The three Amanpour sisters, Marjan, Bahar and Layla flee revolution torn Iran, eventually to settle in a small village of Ballinacroagh in Ireland where they open a small cafe thus introducing the denizens of this small hamlet to the culinary version of their homeland. The cafe is a runaway success but not everyone in the village is as welcoming to the foreigners and to compound their worries their past will not leave them well and truly behind. With every chapter beginning with a recipe that has some bearing on the story, it’s a tale of tribulation and triumph, denial and acceptance, mistakes and consequences and the role of food as an equalizer, assimilator and healer in the midst of it all.

Drool Quotient – The book’s namesake

5. Heartburn – Norah Ephron

Anyone who can channel the pain of a dissolving marriage into such a humorous, pithy observation of betrayal, revenge, letting go and getting on, deserves a place on our bookshelf.  Ms. Ephron’s novel is mostly based on the breakup of her own marriage to Pulitzer Prize winning journalist Carl Bernstein owing to his affair with Margaret Jay when the author was pregnant with their second child. Ephron’s leading lady is Rachel Samstat a cookbook author who is seven months pregnant and discovers her husband Mark’s amorous liaisons with another woman. Between trying to resuscitate her marriage, group therapy, chuckle -worthy revenge plots and descriptions of her nemesis, Rachel finds solace in food and her recipes.

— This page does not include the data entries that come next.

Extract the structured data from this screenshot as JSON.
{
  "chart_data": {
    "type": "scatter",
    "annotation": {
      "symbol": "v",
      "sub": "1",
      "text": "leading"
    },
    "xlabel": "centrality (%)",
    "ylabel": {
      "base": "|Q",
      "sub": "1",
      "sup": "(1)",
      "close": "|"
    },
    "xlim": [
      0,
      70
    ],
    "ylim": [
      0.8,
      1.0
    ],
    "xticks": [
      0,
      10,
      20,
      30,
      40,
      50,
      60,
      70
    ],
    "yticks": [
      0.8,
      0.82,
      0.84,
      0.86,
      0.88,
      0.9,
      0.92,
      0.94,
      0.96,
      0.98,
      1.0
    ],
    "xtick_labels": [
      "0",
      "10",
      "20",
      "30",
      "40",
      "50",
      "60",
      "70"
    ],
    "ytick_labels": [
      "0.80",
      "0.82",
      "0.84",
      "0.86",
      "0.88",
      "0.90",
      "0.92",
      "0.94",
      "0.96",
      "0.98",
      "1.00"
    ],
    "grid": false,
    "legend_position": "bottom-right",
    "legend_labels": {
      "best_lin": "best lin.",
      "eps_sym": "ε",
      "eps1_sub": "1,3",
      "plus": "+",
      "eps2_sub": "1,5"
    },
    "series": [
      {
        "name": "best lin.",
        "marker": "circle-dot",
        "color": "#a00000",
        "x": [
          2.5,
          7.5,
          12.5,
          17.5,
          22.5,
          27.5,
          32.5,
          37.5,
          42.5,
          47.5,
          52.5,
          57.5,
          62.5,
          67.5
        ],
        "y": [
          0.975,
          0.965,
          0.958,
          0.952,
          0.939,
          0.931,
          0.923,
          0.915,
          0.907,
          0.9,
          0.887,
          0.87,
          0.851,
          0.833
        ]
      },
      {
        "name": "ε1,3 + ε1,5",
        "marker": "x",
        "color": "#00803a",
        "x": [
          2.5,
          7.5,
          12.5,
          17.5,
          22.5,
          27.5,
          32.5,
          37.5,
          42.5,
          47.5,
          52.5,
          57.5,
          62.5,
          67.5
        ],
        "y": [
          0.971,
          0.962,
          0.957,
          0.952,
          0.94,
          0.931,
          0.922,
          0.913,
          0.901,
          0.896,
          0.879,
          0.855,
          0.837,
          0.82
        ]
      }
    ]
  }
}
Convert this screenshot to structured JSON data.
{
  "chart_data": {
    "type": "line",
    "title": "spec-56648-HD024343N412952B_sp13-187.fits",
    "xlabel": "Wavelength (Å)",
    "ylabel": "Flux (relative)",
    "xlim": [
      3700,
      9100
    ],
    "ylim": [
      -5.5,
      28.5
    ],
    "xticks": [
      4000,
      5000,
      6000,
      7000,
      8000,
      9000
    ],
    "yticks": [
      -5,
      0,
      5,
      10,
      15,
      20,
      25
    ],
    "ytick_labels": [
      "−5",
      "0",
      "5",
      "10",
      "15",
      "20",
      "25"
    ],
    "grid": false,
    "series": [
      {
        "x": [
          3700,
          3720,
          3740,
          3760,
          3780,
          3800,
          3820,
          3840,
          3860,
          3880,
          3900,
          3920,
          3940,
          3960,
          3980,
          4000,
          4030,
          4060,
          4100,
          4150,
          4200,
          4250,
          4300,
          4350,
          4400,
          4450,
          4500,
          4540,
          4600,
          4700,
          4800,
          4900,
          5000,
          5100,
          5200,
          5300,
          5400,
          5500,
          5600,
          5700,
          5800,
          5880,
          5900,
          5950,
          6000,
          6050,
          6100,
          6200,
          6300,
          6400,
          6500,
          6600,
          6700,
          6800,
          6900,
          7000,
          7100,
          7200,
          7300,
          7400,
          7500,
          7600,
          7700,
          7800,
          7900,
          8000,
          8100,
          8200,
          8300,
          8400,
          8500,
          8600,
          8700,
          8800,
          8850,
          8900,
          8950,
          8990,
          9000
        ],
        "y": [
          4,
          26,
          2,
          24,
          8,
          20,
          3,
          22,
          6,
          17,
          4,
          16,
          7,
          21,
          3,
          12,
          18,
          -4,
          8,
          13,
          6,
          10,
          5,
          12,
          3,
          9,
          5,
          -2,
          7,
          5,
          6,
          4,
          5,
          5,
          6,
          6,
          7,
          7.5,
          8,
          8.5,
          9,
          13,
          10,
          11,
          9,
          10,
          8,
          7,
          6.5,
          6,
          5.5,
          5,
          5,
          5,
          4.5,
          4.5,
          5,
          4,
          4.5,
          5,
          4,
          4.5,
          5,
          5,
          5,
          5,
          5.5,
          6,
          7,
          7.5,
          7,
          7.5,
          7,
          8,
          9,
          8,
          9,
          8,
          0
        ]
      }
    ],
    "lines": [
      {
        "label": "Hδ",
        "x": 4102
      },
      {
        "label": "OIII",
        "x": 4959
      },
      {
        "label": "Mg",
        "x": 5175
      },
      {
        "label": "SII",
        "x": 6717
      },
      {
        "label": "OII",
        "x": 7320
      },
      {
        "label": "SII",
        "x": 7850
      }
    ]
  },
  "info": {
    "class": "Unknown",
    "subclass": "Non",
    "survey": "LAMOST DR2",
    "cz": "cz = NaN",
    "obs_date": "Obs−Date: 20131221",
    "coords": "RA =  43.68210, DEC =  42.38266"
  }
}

Drool Quotient – Key lime Pie and Norah Ephron’s witty prose

6. The Settler’s Cookbook – Yasmin Alibhai-Brown

A personal memoir that takes the reader through history- from the migration of Indians under the British to Africa seeking prosperous lives, the role they played in the spread of the Empire in Africa, their societal standing and their relationship with the ethnic majority post the recession of the Empire, the forced migration of the very same community persecuted by the regime of Idi Amin, to British shores and adapting themselves to this new land. The author delves quite deep into her personal life too telling of the estrangement of her first husband and the rejection she felt when he brushed aside her food, the responsibilities she juggles with being an author, only earning member, wife and at times a single parent, all described with startling honesty. It’s a tale of transition of people and consequently their food as well.

Drool Quotient – Victorian Sponge Cake spiked with saffron and lime, the insights into the African Indian community in Britain and their story, hitherto lost in the milieu of Britain’s other, much larger migrant communities.